- Born: c. 1655 Unknown
- Died: 1718 (aged 62–63)
- Allegiance: Denmark-Norway
- Service years: 1678–1718
- Rank: Major
- Commands: Christiansfjeld Fortress

= Anders Nilsen Wiborg =

Norwegian military commander (c. 1655–1718)

Anders Nilsen Wiborg (c. 1655 – 1718) was the fourth commander of the Christiansfjeld Fortress in Norway. He commanded from 15 January 1717 until his death at Kongsvinger during the Great Northern War on 10 October 1718.

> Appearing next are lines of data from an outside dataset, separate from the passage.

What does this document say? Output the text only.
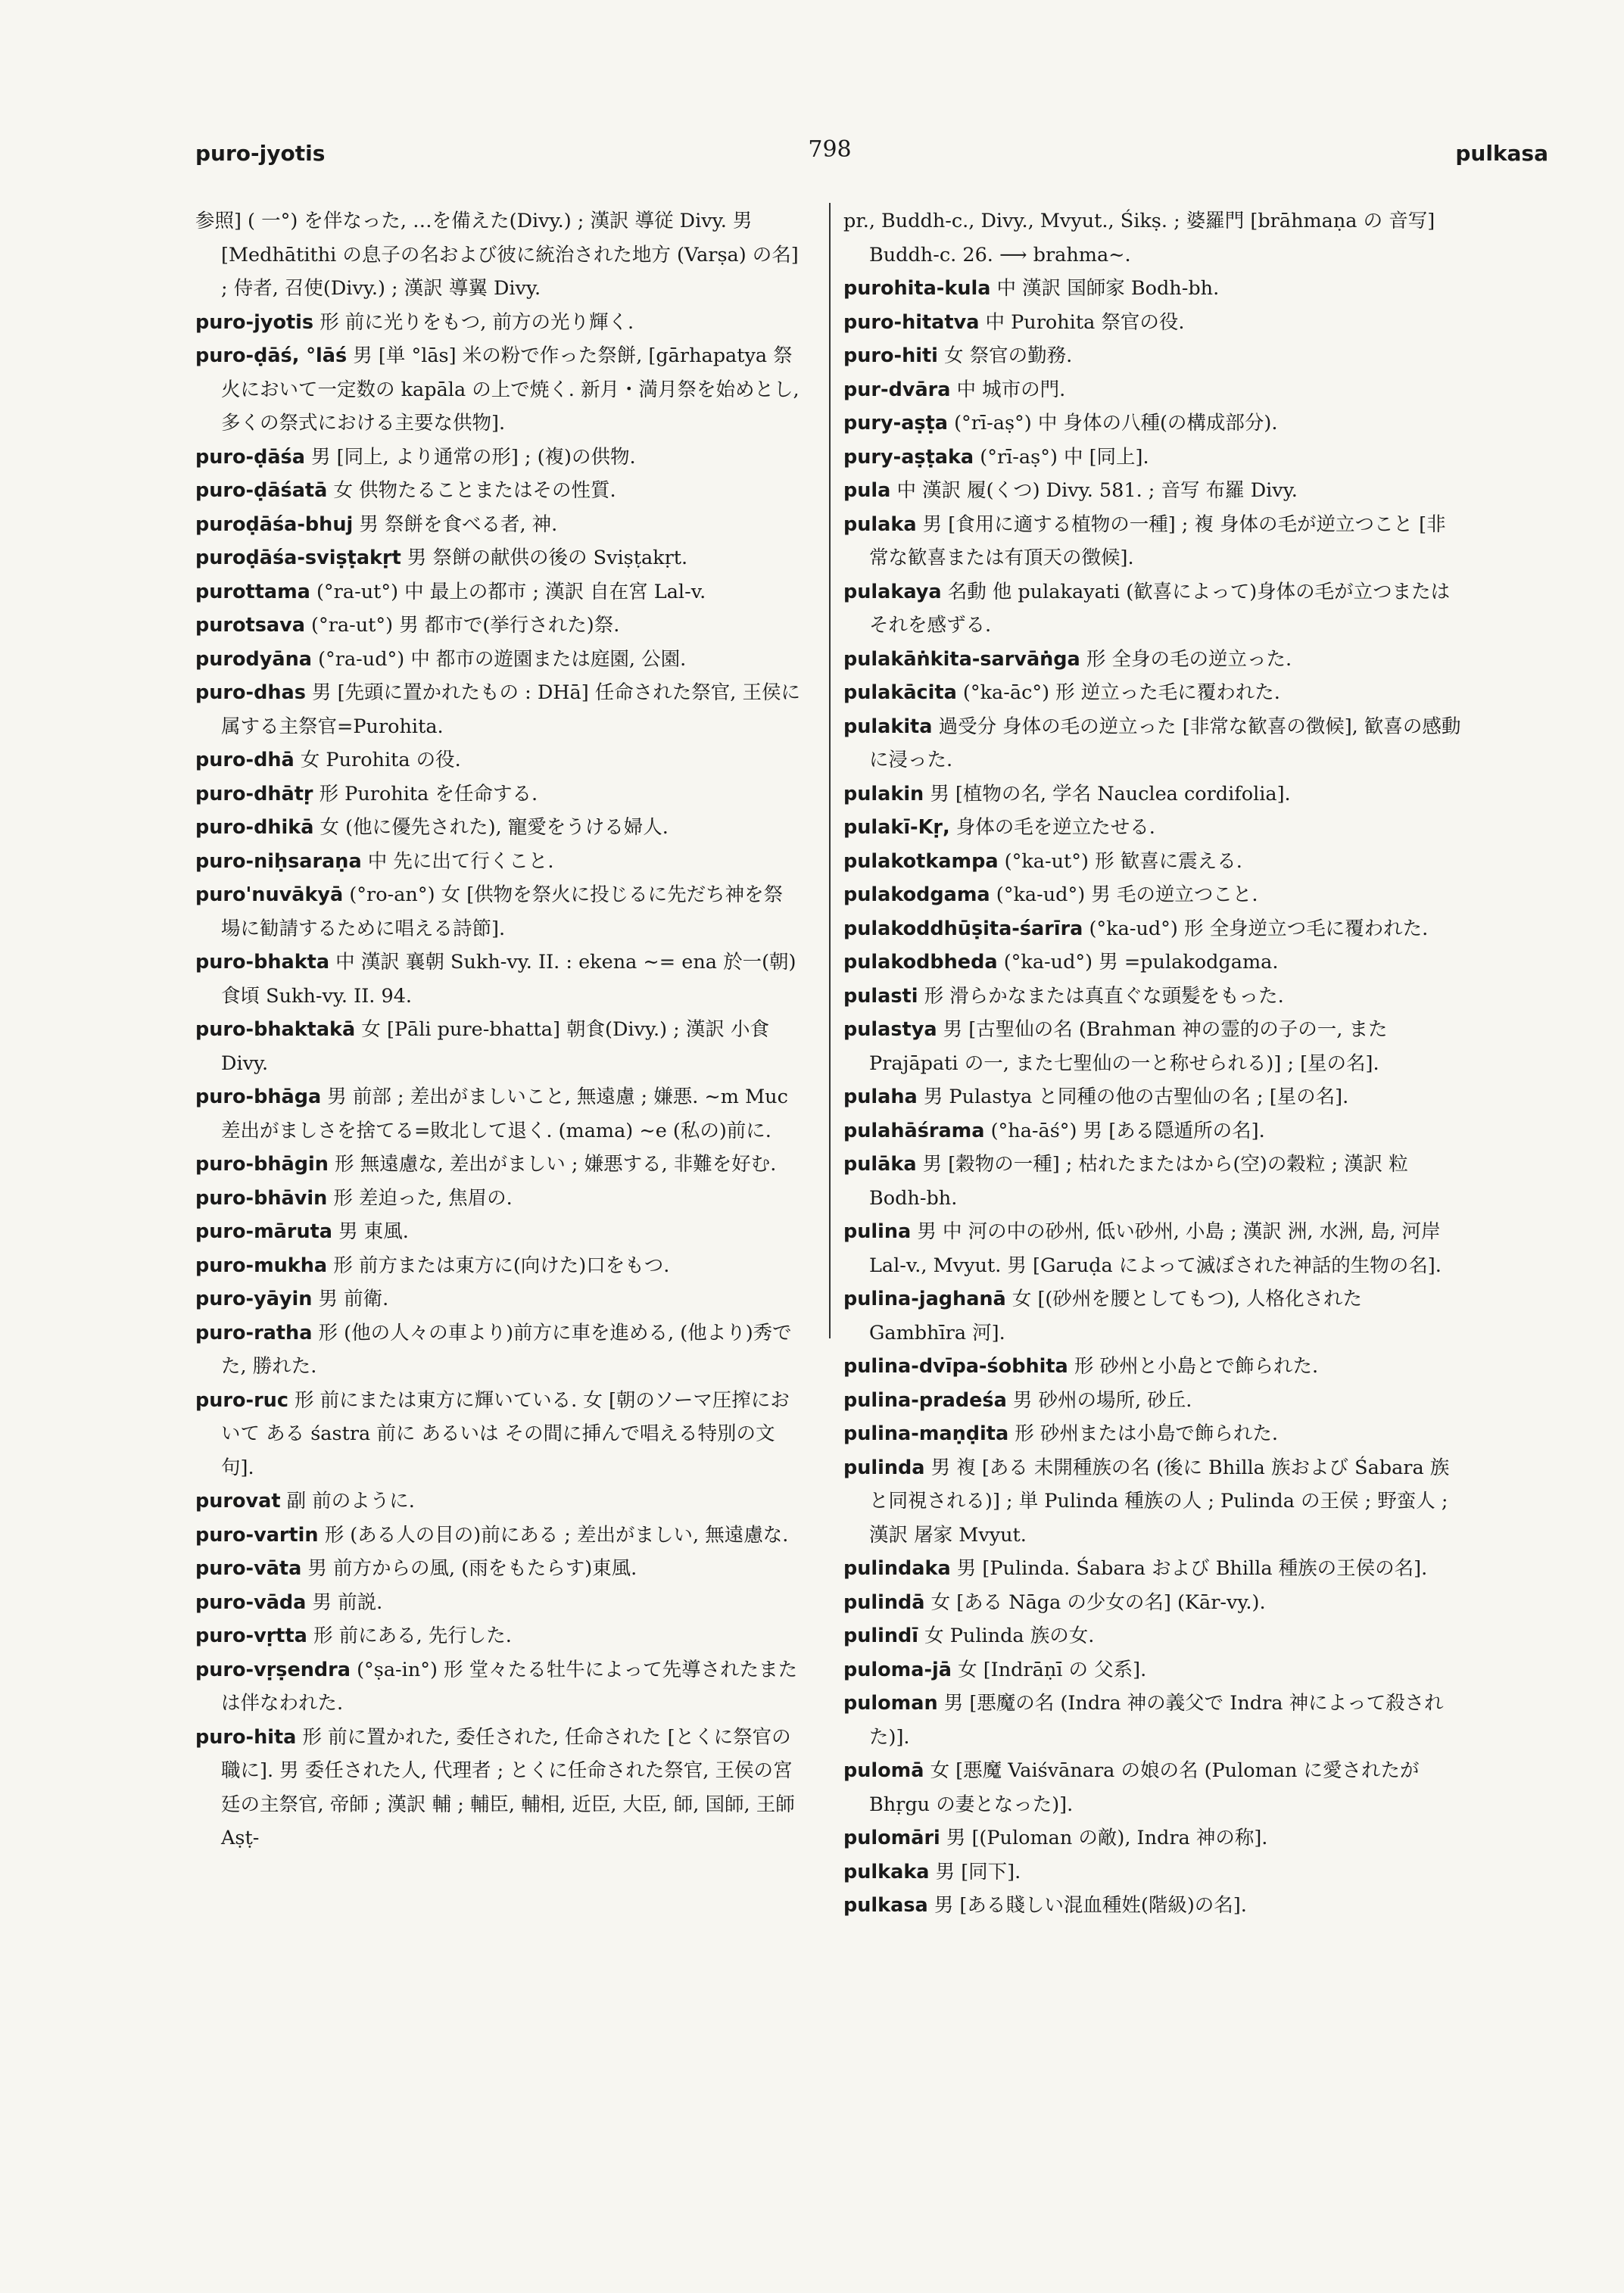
puro-jyotis	798	pulkasa
参照] ( 一°) を伴なった, …を備えた(Divy.) ; 漢訳 導従 Divy. 男 [Medhātithi の息子の名および彼に統治された地方 (Varṣa) の名] ; 侍者, 召使(Divy.) ; 漢訳 導翼 Divy.
puro-jyotis 形 前に光りをもつ, 前方の光り輝く.
puro-ḍāś, °lāś 男 [単 °lās] 米の粉で作った祭餅, [gārhapatya 祭火において一定数の kapāla の上で焼く. 新月・満月祭を始めとし, 多くの祭式における主要な供物].
puro-ḍāśa 男 [同上, より通常の形] ; (複)の供物.
puro-ḍāśatā 女 供物たることまたはその性質.
puroḍāśa-bhuj 男 祭餅を食べる者, 神.
puroḍāśa-sviṣṭakṛt 男 祭餅の献供の後の Sviṣṭakṛt.
purottama (°ra-ut°) 中 最上の都市 ; 漢訳 自在宮 Lal-v.
purotsava (°ra-ut°) 男 都市で(挙行された)祭.
purodyāna (°ra-ud°) 中 都市の遊園または庭園, 公園.
puro-dhas 男 [先頭に置かれたもの : DHā] 任命された祭官, 王侯に属する主祭官=Purohita.
puro-dhā 女 Purohita の役.
puro-dhātṛ 形 Purohita を任命する.
puro-dhikā 女 (他に優先された), 寵愛をうける婦人.
puro-niḥsaraṇa 中 先に出て行くこと.
puro'nuvākyā (°ro-an°) 女 [供物を祭火に投じるに先だち神を祭場に勧請するために唱える詩節].
puro-bhakta 中 漢訳 襄朝 Sukh-vy. II. : ekena ∼= ena 於一(朝)食頃 Sukh-vy. II. 94.
puro-bhaktakā 女 [Pāli pure-bhatta] 朝食(Divy.) ; 漢訳 小食 Divy.
puro-bhāga 男 前部 ; 差出がましいこと, 無遠慮 ; 嫌悪. ∼m Muc 差出がましさを捨てる=敗北して退く. (mama) ∼e (私の)前に.
puro-bhāgin 形 無遠慮な, 差出がましい ; 嫌悪する, 非難を好む.
puro-bhāvin 形 差迫った, 焦眉の.
puro-māruta 男 東風.
puro-mukha 形 前方または東方に(向けた)口をもつ.
puro-yāyin 男 前衛.
puro-ratha 形 (他の人々の車より)前方に車を進める, (他より)秀でた, 勝れた.
puro-ruc 形 前にまたは東方に輝いている. 女 [朝のソーマ圧搾において ある śastra 前に あるいは その間に挿んで唱える特別の文句].
purovat 副 前のように.
puro-vartin 形 (ある人の目の)前にある ; 差出がましい, 無遠慮な.
puro-vāta 男 前方からの風, (雨をもたらす)東風.
puro-vāda 男 前説.
puro-vṛtta 形 前にある, 先行した.
puro-vṛṣendra (°ṣa-in°) 形 堂々たる牡牛によって先導されたまたは伴なわれた.
puro-hita 形 前に置かれた, 委任された, 任命された [とくに祭官の職に]. 男 委任された人, 代理者 ; とくに任命された祭官, 王侯の宮廷の主祭官, 帝師 ; 漢訳 輔 ; 輔臣, 輔相, 近臣, 大臣, 師, 国師, 王師 Aṣṭ-
pr., Buddh-c., Divy., Mvyut., Śikṣ. ; 婆羅門 [brāhmaṇa の 音写] Buddh-c. 26. ⟶ brahma∼.
purohita-kula 中 漢訳 国師家 Bodh-bh.
puro-hitatva 中 Purohita 祭官の役.
puro-hiti 女 祭官の勤務.
pur-dvāra 中 城市の門.
pury-aṣṭa (°rī-aṣ°) 中 身体の八種(の構成部分).
pury-aṣṭaka (°rī-aṣ°) 中 [同上].
pula 中 漢訳 履(くつ) Divy. 581. ; 音写 布羅 Divy.
pulaka 男 [食用に適する植物の一種] ; 複 身体の毛が逆立つこと [非常な歓喜または有頂天の徴候].
pulakaya 名動 他 pulakayati (歓喜によって)身体の毛が立つまたはそれを感ずる.
pulakāṅkita-sarvāṅga 形 全身の毛の逆立った.
pulakācita (°ka-āc°) 形 逆立った毛に覆われた.
pulakita 過受分 身体の毛の逆立った [非常な歓喜の徴候], 歓喜の感動に浸った.
pulakin 男 [植物の名, 学名 Nauclea cordifolia].
pulakī-Kṛ, 身体の毛を逆立たせる.
pulakotkampa (°ka-ut°) 形 歓喜に震える.
pulakodgama (°ka-ud°) 男 毛の逆立つこと.
pulakoddhūṣita-śarīra (°ka-ud°) 形 全身逆立つ毛に覆われた.
pulakodbheda (°ka-ud°) 男 =pulakodgama.
pulasti 形 滑らかなまたは真直ぐな頭髪をもった.
pulastya 男 [古聖仙の名 (Brahman 神の霊的の子の一, また Prajāpati の一, また七聖仙の一と称せられる)] ; [星の名].
pulaha 男 Pulastya と同種の他の古聖仙の名 ; [星の名].
pulahāśrama (°ha-āś°) 男 [ある隠遁所の名].
pulāka 男 [穀物の一種] ; 枯れたまたはから(空)の穀粒 ; 漢訳 粒 Bodh-bh.
pulina 男 中 河の中の砂州, 低い砂州, 小島 ; 漢訳 洲, 水洲, 島, 河岸 Lal-v., Mvyut. 男 [Garuḍa によって滅ぼされた神話的生物の名].
pulina-jaghanā 女 [(砂州を腰としてもつ), 人格化された Gambhīra 河].
pulina-dvīpa-śobhita 形 砂州と小島とで飾られた.
pulina-pradeśa 男 砂州の場所, 砂丘.
pulina-maṇḍita 形 砂州または小島で飾られた.
pulinda 男 複 [ある 未開種族の名 (後に Bhilla 族および Śabara 族と同視される)] ; 単 Pulinda 種族の人 ; Pulinda の王侯 ; 野蛮人 ; 漢訳 屠家 Mvyut.
pulindaka 男 [Pulinda. Śabara および Bhilla 種族の王侯の名].
pulindā 女 [ある Nāga の少女の名] (Kār-vy.).
pulindī 女 Pulinda 族の女.
puloma-jā 女 [Indrāṇī の 父系].
puloman 男 [悪魔の名 (Indra 神の義父で Indra 神によって殺された)].
pulomā 女 [悪魔 Vaiśvānara の娘の名 (Puloman に愛されたが Bhṛgu の妻となった)].
pulomāri 男 [(Puloman の敵), Indra 神の称].
pulkaka 男 [同下].
pulkasa 男 [ある賤しい混血種姓(階級)の名].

He became a second lieutenant (Fähnrich) in the Oppland National Infantry Regiment in 1678. This would place his birth about 1655. He became a Sekondløytnanat in the Fåbergske Company in 1682. He became a First Lieutenant in 1685. In 1697 he became a Lieutenant Captain in the South Hedemark National Guard Company. Later that year he became Captain and commander of the Osterdal Company, which was sent to Denmark in 1714 under orders of the Danish King.

Charles XII of Sweden attacked Norway in the summer of 1716; the attack had been expected for a long time. On 15 January 1717 Wiborg returned to Norway, was promoted to Major and made Commandant of Christiansfjeld. His death at Kongsvinger on 10 October 1718 occurred only shortly before Charles XII's death on 30 November 1718, in the siege trenches of the Swedish assault on the Norwegian fortress at Fredriksten.

Anders Wiborg was married twice. His first marriage was to Margrethe Petersdatter Skridshol who was from the Ringsaker Parish in Hedmark County, who bore him eight children. His second marriage was to Margrethe Madfeldt who was from the Romedal Parish who bore his seven children. He also maintained a mistress.